= Vishal Arora =

Indian journalist

Vishal Arora is a journalist, writer, photojournalist, and videographer based in New Delhi, India.

He is the publisher and editor of Newsreel Asia, an OTT news media. He was previously the editor of StoriesAsia, a collective of journalists from South and Southeast Asia. He resigned from StoriesAsia in January 2021. He used to be the Features Editor of The Caravan, a fortnightly journal of politics and culture published from Delhi, and an editor at Indo-Asian News Service. Arora writes on politics, religion, culture, human rights and foreign affairs in south and south east Asia for national and foreign media.
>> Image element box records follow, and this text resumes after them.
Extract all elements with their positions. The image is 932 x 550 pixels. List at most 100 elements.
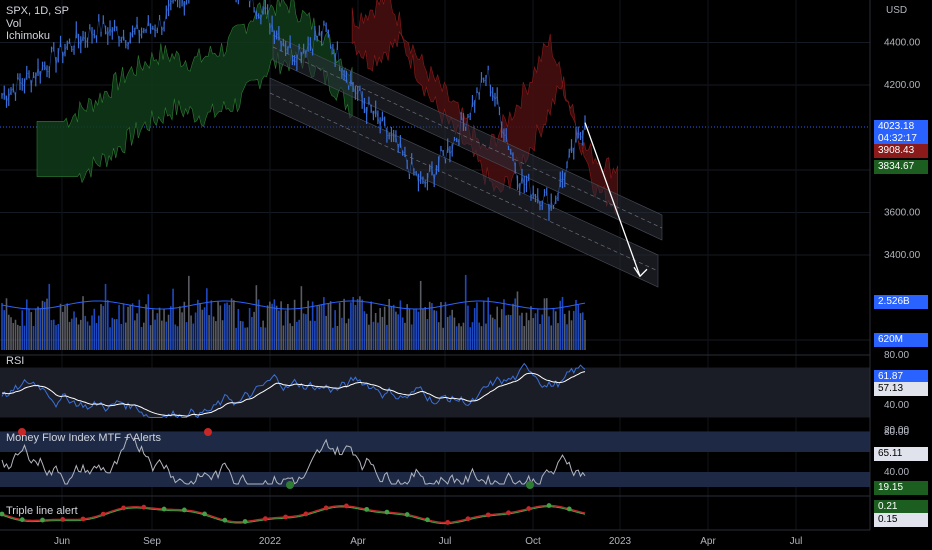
volume-bar — [491, 317, 494, 350]
time-tick-label: Apr — [700, 536, 716, 547]
regression-channel — [269, 34, 663, 288]
volume-bar — [512, 303, 514, 350]
triple-signal-dot — [80, 516, 86, 522]
volume-bar — [514, 298, 517, 350]
volume-bar — [50, 320, 53, 350]
volume-bar — [314, 320, 316, 350]
triple-signal-dot — [222, 517, 228, 523]
volume-bar — [136, 313, 138, 350]
volume-bar — [584, 320, 586, 350]
volume-bar — [14, 319, 17, 350]
legend-vol[interactable]: Vol — [6, 18, 22, 30]
volume-bar — [253, 311, 255, 350]
volume-bar — [341, 317, 343, 350]
volume-bar — [539, 324, 541, 350]
triple-signal-dot — [262, 516, 268, 522]
time-tick-label: 2023 — [609, 536, 632, 547]
volume-bar — [278, 310, 280, 350]
volume-bar — [115, 319, 118, 350]
volume-bar — [158, 307, 161, 350]
volume-bar — [530, 306, 532, 350]
cloud-lower-badge: 3834.67 — [874, 160, 928, 174]
volume-bar — [318, 304, 321, 350]
time-tick-label: Jul — [439, 536, 452, 547]
volume-bar — [329, 301, 332, 350]
price-tick-label: 3600.00 — [884, 208, 921, 219]
time-tick-label: Apr — [350, 536, 366, 547]
triple-lower-badge: 0.15 — [874, 513, 928, 527]
triple-signal-dot — [60, 516, 66, 522]
volume-bar — [482, 300, 485, 350]
volume-bar — [406, 304, 408, 350]
triple-upper-badge: 0.21 — [874, 500, 928, 514]
volume-bar — [140, 326, 143, 350]
legend-mfi[interactable]: Money Flow Index MTF + Alerts — [6, 432, 161, 444]
legend-symbol[interactable]: SPX, 1D, SP — [6, 5, 69, 17]
volume-bar — [566, 324, 568, 350]
volume-bar — [91, 315, 93, 350]
volume-bar — [536, 309, 539, 350]
mfi-signal-marker — [526, 481, 534, 489]
volume-bar — [55, 325, 57, 350]
volume-bar — [334, 310, 336, 350]
volume-bar — [271, 303, 273, 350]
volume-bar — [433, 310, 435, 350]
volume-bar — [350, 302, 352, 350]
volume-bar — [138, 299, 141, 350]
volume-bar — [507, 314, 510, 350]
mfi-line — [1, 433, 586, 486]
volume-bar — [1, 302, 3, 350]
volume-bar — [363, 311, 366, 350]
volume-bar — [386, 324, 388, 350]
volume-bar — [59, 303, 62, 350]
volume-bar — [413, 308, 415, 350]
volume-bar — [97, 315, 100, 350]
rsi-band — [0, 367, 870, 418]
volume-bar — [431, 303, 433, 350]
volume-bar — [446, 316, 449, 350]
triple-signal-dot — [0, 511, 5, 517]
volume-bar — [68, 321, 71, 350]
volume-bar — [311, 301, 314, 350]
volume-bar — [545, 298, 548, 350]
volume-bar — [581, 312, 584, 350]
mfi-low-badge: 19.15 — [874, 481, 928, 495]
volume-bar — [273, 299, 276, 350]
legend-ichimoku[interactable]: Ichimoku — [6, 30, 51, 42]
volume-bar — [426, 318, 429, 350]
volume-bar — [12, 323, 15, 350]
volume-bar — [75, 317, 78, 350]
volume-bar — [305, 314, 307, 350]
legend-triple[interactable]: Triple line alert — [6, 505, 78, 517]
volume-bar — [61, 311, 64, 350]
volume-bar — [548, 316, 550, 350]
volume-bar — [361, 299, 363, 350]
volume-bar — [570, 320, 573, 350]
volume-bar — [145, 304, 147, 350]
volume-bar — [122, 304, 125, 350]
volume-bar — [422, 308, 424, 350]
triple-signal-dot — [465, 516, 471, 522]
volume-bar — [415, 308, 417, 350]
legend-rsi[interactable]: RSI — [6, 355, 25, 367]
volume-bar — [147, 294, 150, 350]
volume-bar — [296, 321, 298, 350]
volume-bar — [291, 326, 294, 350]
volume-bar — [487, 297, 490, 350]
volume-bar — [300, 286, 303, 350]
volume-bar — [419, 280, 422, 350]
volume-bar — [113, 319, 116, 350]
mfi-band-upper — [0, 432, 870, 452]
volume-bar — [176, 326, 179, 350]
volume-bar — [496, 306, 499, 350]
volume-bar — [84, 315, 87, 350]
volume-bar — [275, 305, 278, 350]
price-tick-label: 3400.00 — [884, 250, 921, 261]
mfi-signal-marker — [204, 428, 212, 436]
volume-bar — [5, 298, 8, 350]
triple-signal-dot — [141, 504, 147, 510]
rsi-tick-label: 80.00 — [884, 350, 909, 361]
volume-bar — [255, 285, 258, 350]
volume-bar — [257, 299, 260, 350]
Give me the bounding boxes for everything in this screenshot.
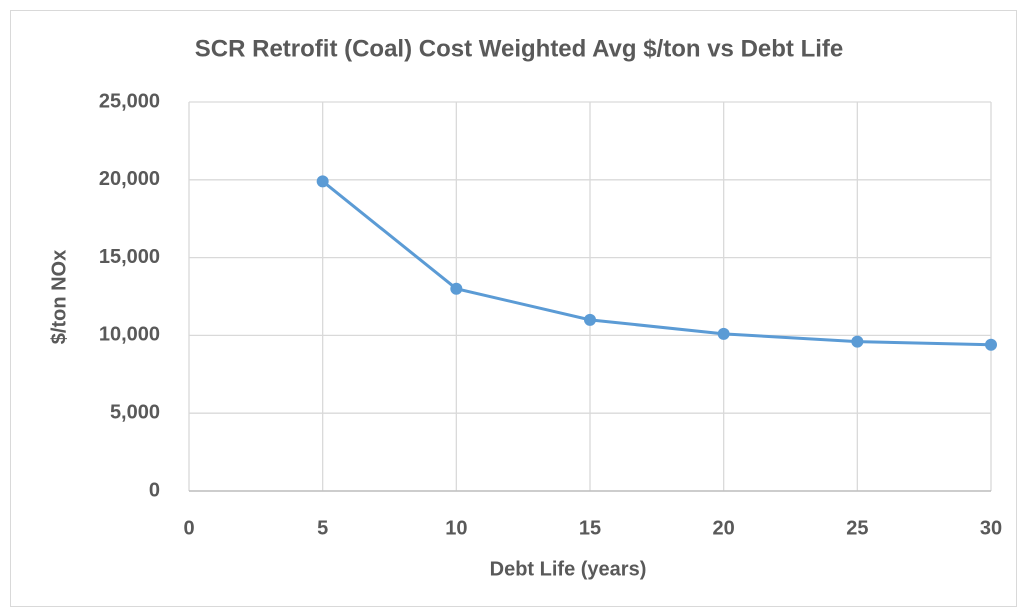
x-tick-label: 25 — [846, 517, 868, 539]
y-tick-label: 20,000 — [99, 168, 160, 190]
x-tick-label: 10 — [445, 517, 467, 539]
data-point — [584, 313, 596, 326]
data-line — [321, 180, 992, 347]
data-point — [851, 335, 864, 348]
x-axis-label: Debt Life (years) — [490, 558, 647, 580]
x-tick-label: 5 — [317, 517, 328, 539]
data-point — [450, 282, 463, 295]
chart-title: SCR Retrofit (Coal) Cost Weighted Avg $/… — [195, 35, 843, 62]
x-tick-label: 20 — [713, 517, 735, 539]
y-axis-label: $/ton NOx — [48, 250, 70, 344]
x-tick-label: 0 — [183, 517, 194, 539]
y-tick-label: 0 — [149, 479, 160, 501]
data-point — [985, 338, 997, 351]
chart-frame — [10, 10, 1017, 607]
x-tick-label: 30 — [980, 517, 1002, 539]
data-point — [717, 327, 730, 340]
y-tick-label: 15,000 — [99, 246, 160, 268]
data-point — [316, 175, 329, 188]
y-tick-label: 25,000 — [99, 90, 160, 112]
x-tick-label: 15 — [579, 517, 601, 539]
y-tick-label: 5,000 — [110, 401, 160, 423]
y-tick-label: 10,000 — [99, 324, 160, 346]
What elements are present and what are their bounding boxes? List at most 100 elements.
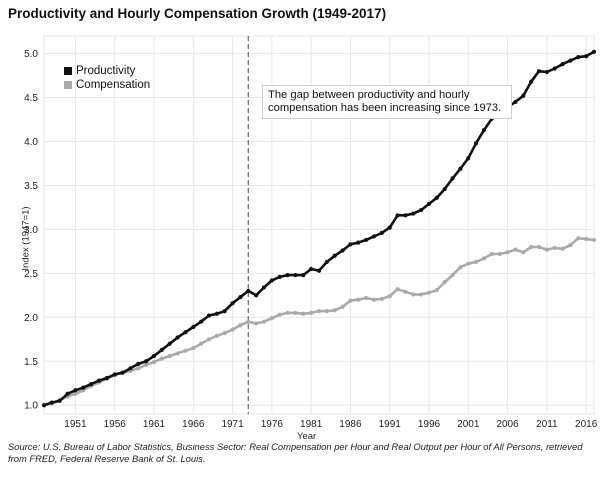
- x-axis-title: Year: [297, 431, 317, 442]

Arora particularly coves Bhutan, Nepal, Burma, Indonesia, Sri Lanka and the Maldives.

Arora teaches journalism and storytelling, as a guest faculty, at Indian Institute of Mass Communication. Arora is on the advisory board of the John McCandlish Phillips Journalism Institute in New York.

Arora has reported on hundreds of incidents of communal violence in India, mainly against the Christian minority. Arora was invited as a witness at a briefing titled, "the Threat Religious Extremism Poses to Democracy and Security in India: Focus on Orissa", organised by the United States Congressional Task Force on International Religious Freedom on 10 December 2008 in Washington DC.
Arora has also presented papers on the mixing of religion and politics in seminars organised by the Oxford Centre for Religion and Public Life in Washington DC. Arora was also invited by the Foreign & Commonwealth Office in the U.K. for a conference on ‘Religion, Media and the Commonwealth’ in March 2020 to speak about the 2020 communal violence in Delhi. Arora has also taught journalism in Uganda.

Arora, along with his colleague Harshita Rathore, was finalist in the 2021 EPPY Awards for The Dinner Table docuseries published by ReligionUnplugged and Newsreel Asia, in two categories: Best Collaborative Investigative, and Best Feature Video.